One day when Rosemary is 15, she is riding her bike when Kitch Chalmers flags her down to say hello. They catch up, and Kitch tells Rosemary that she regrets her wild youth but that she has returned to a better path now. She asks if Rosemary has heard from Lowell, and expresses sadness at the fate of the Cooke family. She then explains that the last time she’d seen Lowell, she was walking him to basketball practice when they ran into one of the graduate students who used to study Rosemary and Fern.
Kitch was never particularly close to the Cooke family, yet is now revealed to hold the key piece of information regarding Lowell’s disappearance. This hints at the fact that sometimes outsiders are able to better view a family dynamic than those within the family itself. At the same time, Kitch’s life has moved in a distinctly oppositional direction to Lowell’s. Whereas she has embraced a more dutiful path, he has pursued rebellion.
The student told Lowell that when Fern left the Cookes, he took her to a psych lab in South Dakota where she was placed with over 20 other chimps, and which was run by a professor with a bad reputation. The professor did not allow Fern to be introduced into the new chimp community slowly, even though he was aware that she had never lived with other chimps before. The professor was strict and callous, and never called Fern by her name. Hearing this, Lowell “lost it” and refused to go to basketball practice, yelling: “That’s my sister in that cage.” Kitch notes that the graduate student had said Fern was being treated “like some kind of animal.”

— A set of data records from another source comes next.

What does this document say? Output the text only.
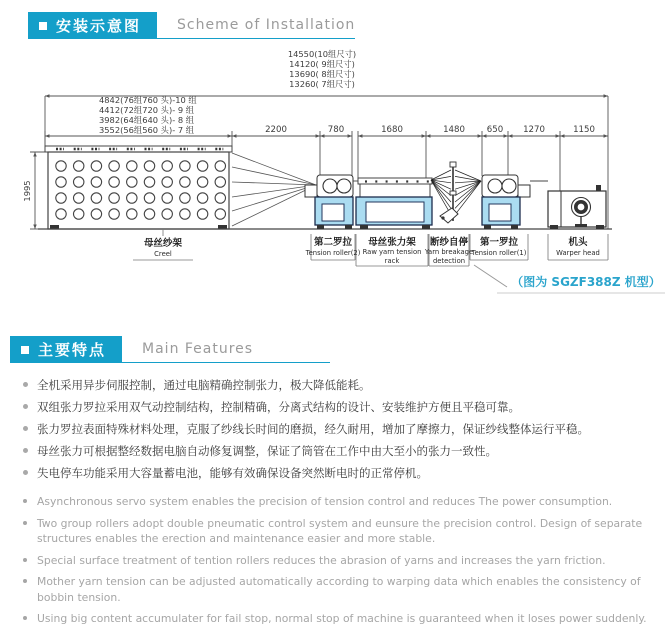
安装示意图	Scheme of Installation
14550(10组尺寸)
14120( 9组尺寸)
13690( 8组尺寸)
13260( 7组尺寸)
4842(76组760 头)-10 组
4412(72组720 头)- 9 组
3982(64组640 头)- 8 组
3552(56组560 头)- 7 组	2200	780	1680	1480	650 1270	1150
1995
母丝纱架
Creel
第二罗拉
Tension roller(2)
母丝张力架
Raw yarn tension
rack
断纱自停
Yarn breakage
detection
第一罗拉
Tension roller(1)
机头
Warper head
（图为 SGZF388Z 机型）
主要特点	Main Features
全机采用异步伺服控制，通过电脑精确控制张力，极大降低能耗。
双组张力罗拉采用双气动控制结构，控制精确，分离式结构的设计、安装维护方便且平稳可靠。
张力罗拉表面特殊材料处理，克服了纱线长时间的磨损，经久耐用，增加了摩擦力，保证纱线整体运行平稳。
母丝张力可根据整经数据电脑自动修复调整，保证了筒管在工作中由大至小的张力一致性。
失电停车功能采用大容量蓄电池，能够有效确保设备突然断电时的正常停机。
Asynchronous servo system enables the precision of tension control and reduces The power consumption.
Two group rollers adopt double pneumatic control system and eunsure the precision control. Design of separate structures enables the erection and maintenance easier and more stable.
Special surface treatment of tention rollers reduces the abrasion of yarns and increases the yarn friction.
Mother yarn tension can be adjusted automatically according to warping data which enables the consistency of bobbin tension.
Using big content accumulater for fail stop, normal stop of machine is guaranteed when it loses power suddenly.
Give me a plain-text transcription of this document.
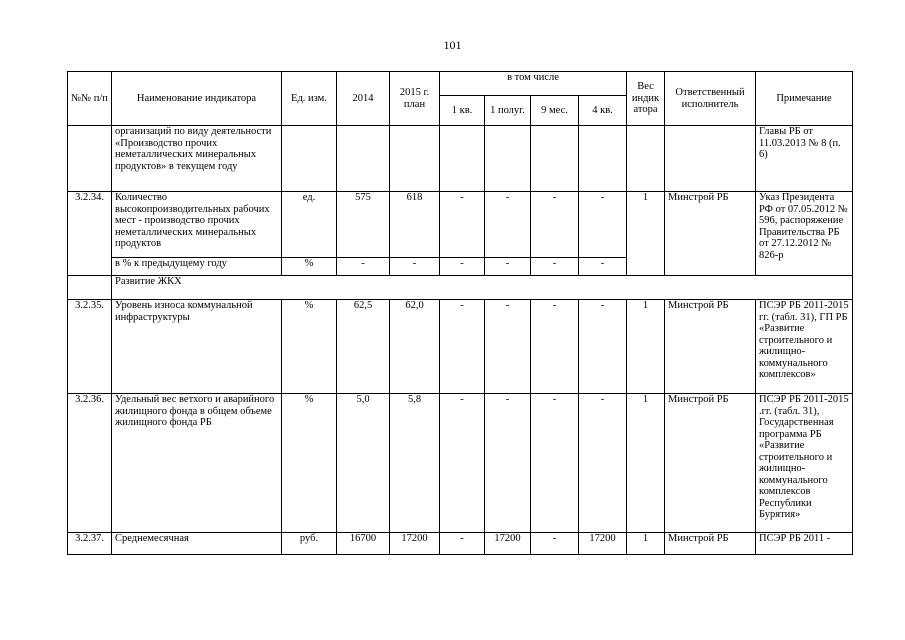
101
№№ п/п	Наименование индикатора	Ед. изм.	2014	2015 г. план	в том числе				Вес индик атора	Ответственный исполнитель	Примечание
					1 кв.	1 полуг.	9 мес.	4 кв.			
	организаций по виду деятельности «Производство прочих неметаллических минеральных продуктов» в текущем году										Главы РБ от 11.03.2013 № 8 (п. 6)
3.2.34.	Количество высокопроизводительных рабочих мест - производство прочих неметаллических минеральных продуктов	ед.	575	618	-	-	-	-	1	Минстрой РБ	Указ Президента РФ от 07.05.2012 № 596, распоряжение Правительства РБ от 27.12.2012 № 826-р
	в % к предыдущему году	%	-	-	-	-	-	-			
	Развитие ЖКХ										
3.2.35.	Уровень износа коммунальной инфраструктуры	%	62,5	62,0	-	-	-	-	1	Минстрой РБ	ПСЭР РБ 2011-2015 гг. (табл. 31), ГП РБ «Развитие строительного и жилищно-коммунального комплексов»
3.2.36.	Удельный вес ветхого и аварийного жилищного фонда в общем объеме жилищного фонда РБ	%	5,0	5,8	-	-	-	-	1	Минстрой РБ	ПСЭР РБ 2011-2015 .гг. (табл. 31), Государственная программа РБ «Развитие строительного и жилищно-коммунального комплексов Республики Бурятия»
3.2.37.	Среднемесячная	руб.	16700	17200	-	17200	-	17200	1	Минстрой РБ	ПСЭР РБ 2011 -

Lowell is deeply affected not only by his sense of justice and belief in animal rights, but also by his overwhelming love for Fern in particular. Indeed, this love stops him moving on from her absence and pursuing the “normal” activities of teenage life, such as playing on the basketball team and dating Kitch. Breaking down the binary between humans and animals can have devastating consequences in a world invested in upholding that binary and in treating animals in an inferior way.
Rosemary is horrified by Kitch’s story, but reacts by telling herself that Fern’s fate probably wasn’t as bad as Kitch had made it seem. She also reassures herself that Lowell had probably gone to rescue Fern anyway, before he moved on to set fire to the lab at UC Davis. At dinner, she says nothing.
Now that he knows the truth about animal abuse and Fern’s fate, Lowell cannot bring himself to look away, and upends his life in order to rescue other lab animals. Rosemary, however, has a greater capacity for denial and repression than her brother.